# Good chocolate brownie recipe needed



## holden (Jul 24, 2004)

Hi

The recipe my boss wants me to use for chocolate brownies is really boring and prone to not rise at all; does anyone else have any good alternatives? Thanks for suggestions, 
Ben.


----------



## headless chicken (Apr 28, 2003)

1500g sugar
410g glucose or corn syrup
580g shortening
10g salt
30g milk powder

Blend all of the above together

9 eggs

Add in 1 by 1

130ml water

blend in water to mix

1000g pastry flour
160g cocoa powder

Sift together and mix in on med - low speed

Optionals: Chopped walnuts and/or chocolate chunks
Bake in preheated 190C or 375F for 30-35mins

Icing

170ml water
170g glucose or corn syrup
195g shortening

Bring all of the above to a boil

870g icing sugar
150g cocoa powder

Transfter liquid to mixing bowl, add sugar and cocoa. Mix on med speed for 2mins.
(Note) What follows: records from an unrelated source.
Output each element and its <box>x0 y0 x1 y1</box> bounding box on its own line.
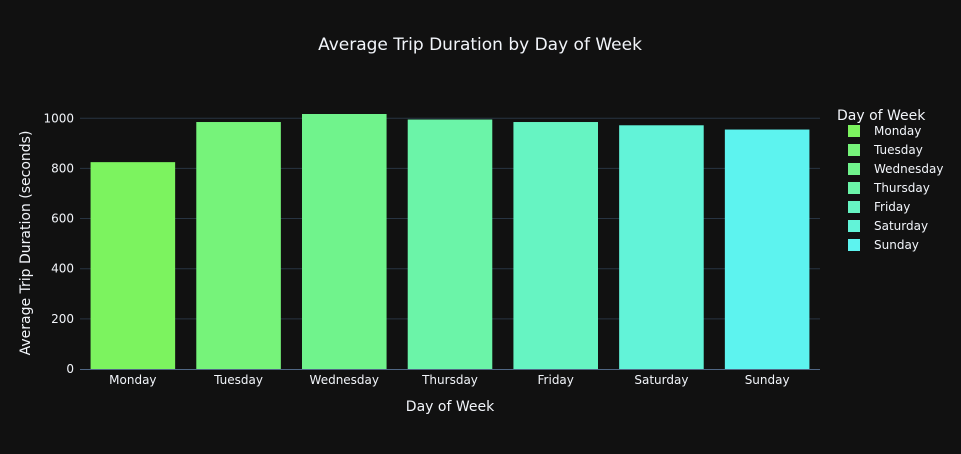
legend-swatch <box>848 201 860 213</box>
legend-item-sunday[interactable]: Sunday <box>848 238 919 252</box>
x-tick-label: Tuesday <box>213 373 263 387</box>
legend-label: Monday <box>874 124 921 138</box>
legend-item-friday[interactable]: Friday <box>848 200 910 214</box>
legend-label: Saturday <box>874 219 928 233</box>
legend[interactable]: Day of Week Monday Tuesday Wednesday Thursd… <box>837 108 943 252</box>
legend-items[interactable]: Monday Tuesday Wednesday Thursday Friday Satu… <box>848 124 943 252</box>
x-tick-label: Friday <box>538 373 574 387</box>
legend-label: Wednesday <box>874 162 943 176</box>
x-tick-label: Thursday <box>421 373 478 387</box>
y-tick-label: 200 <box>51 312 74 326</box>
axes: 0 200 400 600 800 1000 Monday Tuesday Wednesday T… <box>43 111 820 387</box>
legend-item-monday[interactable]: Monday <box>848 124 921 138</box>
legend-swatch <box>848 144 860 156</box>
legend-swatch <box>848 163 860 175</box>
x-axis-title: Day of Week <box>406 399 495 415</box>
legend-swatch <box>848 239 860 251</box>
legend-label: Friday <box>874 200 910 214</box>
bars <box>90 114 810 370</box>
legend-swatch <box>848 220 860 232</box>
bar-sunday[interactable] <box>724 129 810 369</box>
legend-label: Sunday <box>874 238 919 252</box>
y-tick-label: 800 <box>51 161 74 175</box>
x-tick-label: Saturday <box>634 373 688 387</box>
x-tick-label: Wednesday <box>310 373 379 387</box>
y-tick-label: 600 <box>51 212 74 226</box>
legend-label: Tuesday <box>873 143 923 157</box>
bar-friday[interactable] <box>513 122 598 370</box>
bar-thursday[interactable] <box>407 119 493 369</box>
bar-monday[interactable] <box>90 162 176 369</box>
legend-swatch <box>848 125 860 137</box>
y-tick-label: 400 <box>51 262 74 276</box>
legend-item-thursday[interactable]: Thursday <box>848 181 930 195</box>
legend-item-wednesday[interactable]: Wednesday <box>848 162 943 176</box>
x-tick-label: Sunday <box>745 373 790 387</box>
y-tick-label: 0 <box>66 362 74 376</box>
chart-title: Average Trip Duration by Day of Week <box>318 35 642 55</box>
legend-item-saturday[interactable]: Saturday <box>848 219 928 233</box>
bar-saturday[interactable] <box>619 125 704 369</box>
legend-label: Thursday <box>873 181 930 195</box>
legend-swatch <box>848 182 860 194</box>
y-axis-title: Average Trip Duration (seconds) <box>18 131 34 356</box>
y-tick-label: 1000 <box>43 111 74 125</box>
bar-wednesday[interactable] <box>302 114 387 369</box>
bar-tuesday[interactable] <box>196 122 281 370</box>
legend-item-tuesday[interactable]: Tuesday <box>848 143 923 157</box>
x-tick-label: Monday <box>109 373 156 387</box>
legend-title: Day of Week <box>837 108 926 124</box>
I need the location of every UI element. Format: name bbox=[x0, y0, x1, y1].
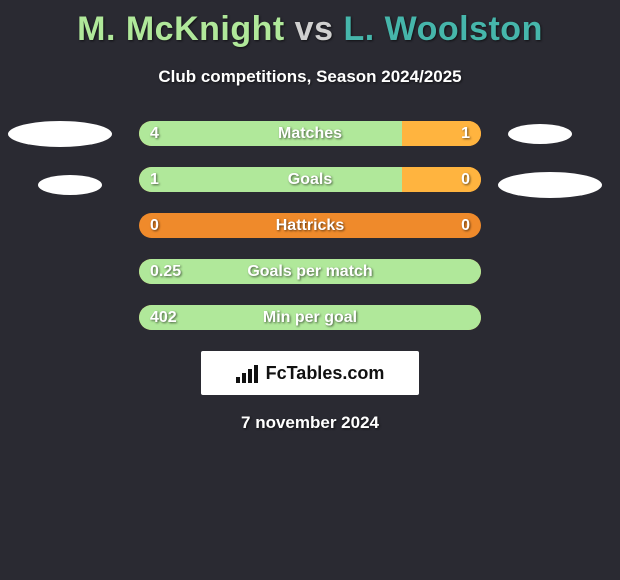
subtitle: Club competitions, Season 2024/2025 bbox=[0, 67, 620, 87]
player2-name: L. Woolston bbox=[343, 10, 542, 48]
stat-row: Matches41 bbox=[0, 121, 620, 146]
stat-value-left: 0.25 bbox=[150, 259, 181, 284]
stat-value-right: 1 bbox=[461, 121, 470, 146]
bar-left bbox=[139, 305, 481, 330]
stat-value-left: 0 bbox=[150, 213, 159, 238]
stat-value-left: 402 bbox=[150, 305, 177, 330]
bar-track bbox=[139, 305, 481, 330]
footer-logo-text: FcTables.com bbox=[266, 363, 385, 384]
stat-value-right: 0 bbox=[461, 167, 470, 192]
bar-left bbox=[139, 259, 481, 284]
player1-name: M. McKnight bbox=[77, 10, 285, 48]
stat-row: Min per goal402 bbox=[0, 305, 620, 330]
bar-track bbox=[139, 213, 481, 238]
stat-value-right: 0 bbox=[461, 213, 470, 238]
right-oval-icon bbox=[508, 124, 572, 144]
vs-text: vs bbox=[295, 10, 334, 48]
stat-row: Hattricks00 bbox=[0, 213, 620, 238]
bar-track bbox=[139, 259, 481, 284]
bar-track bbox=[139, 121, 481, 146]
comparison-title: M. McKnight vs L. Woolston bbox=[0, 0, 620, 49]
footer-logo: FcTables.com bbox=[201, 351, 419, 395]
stat-rows: Matches41Goals10Hattricks00Goals per mat… bbox=[0, 121, 620, 330]
left-oval-icon bbox=[8, 121, 112, 147]
stat-row: Goals10 bbox=[0, 167, 620, 192]
bar-chart-icon bbox=[236, 363, 262, 383]
bar-left bbox=[139, 121, 402, 146]
footer-date: 7 november 2024 bbox=[0, 413, 620, 433]
right-oval-icon bbox=[498, 172, 602, 198]
left-oval-icon bbox=[38, 175, 102, 195]
stat-value-left: 4 bbox=[150, 121, 159, 146]
stat-row: Goals per match0.25 bbox=[0, 259, 620, 284]
stat-value-left: 1 bbox=[150, 167, 159, 192]
bar-left bbox=[139, 167, 402, 192]
bar-track bbox=[139, 167, 481, 192]
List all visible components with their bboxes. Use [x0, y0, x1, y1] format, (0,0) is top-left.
Glaze brownies immediatly before icing sets and hardens. Top with nuts and/or chocolate shavings is optional. 

Yeilds roughly 60pc from 1 large baking tray.


----------



## pjm333 (Nov 6, 2001)

Holden
this recipe make 4 sheet pans...its nice and moist
7 # brown sugar
8 # sugar
7 1/2 # butter
1 # cocoa - SIFTED
4# melted chocolate
7 1/2 # cake flour - SIFTED 
3 qt eggs
5 # nuts / optional
beat butter & sugars till light "10 min" slowly add your eggs then your melted chocolate. SIFT DRY and add to butter mix..scrape sides well and mix well. add to pans and bake at 350 for 30 min plus till knife comes out almost clean.when baking the brownies will rise...when they are finished they will flatten out...hope this helps* DONT FORGET TO SIFT THE CAKE FLOUR*

pat


----------



## zukerig (Sep 23, 2004)

For those (including myself) who prefer brownies made w/ melted chocolate, rather than cocoa powder:

6 oz. (170 g.) Swiss dark chocolate, coarsely chopped
6 oz. (170 g.) bitter chocolate, coarsely chopped
6 oz. (170 g.) butter, softened
¾ cup (150 g) white granulated sugar
¾ cup (110 g) packed, dark brown sugar
3 large eggs
75 ml Grand Marnier
5 ml pure vanilla extract
zest of small orange
(approx.) 140 g. cake flour, sieved
good pinch of salt
about 140 g. coarsely broken nuts

Melt chocolates; cool until tepid. Cream butter & sugars. Beat in eggs, individually. Add next three ingredients. Mixture will look slightly curdled. Beat in cooled chocolate. Stir in flour & salt; using spatula, stir in the nuts.

Baked in foil-lined pan at 350° F. for 25-30 minutes. Do not overbake!

Cool brownies in pan on wire grid. Lift out of pan by ends of foil; invert onto platter; carefully peel off the foil; re-invert and cut into serving pieces.


----------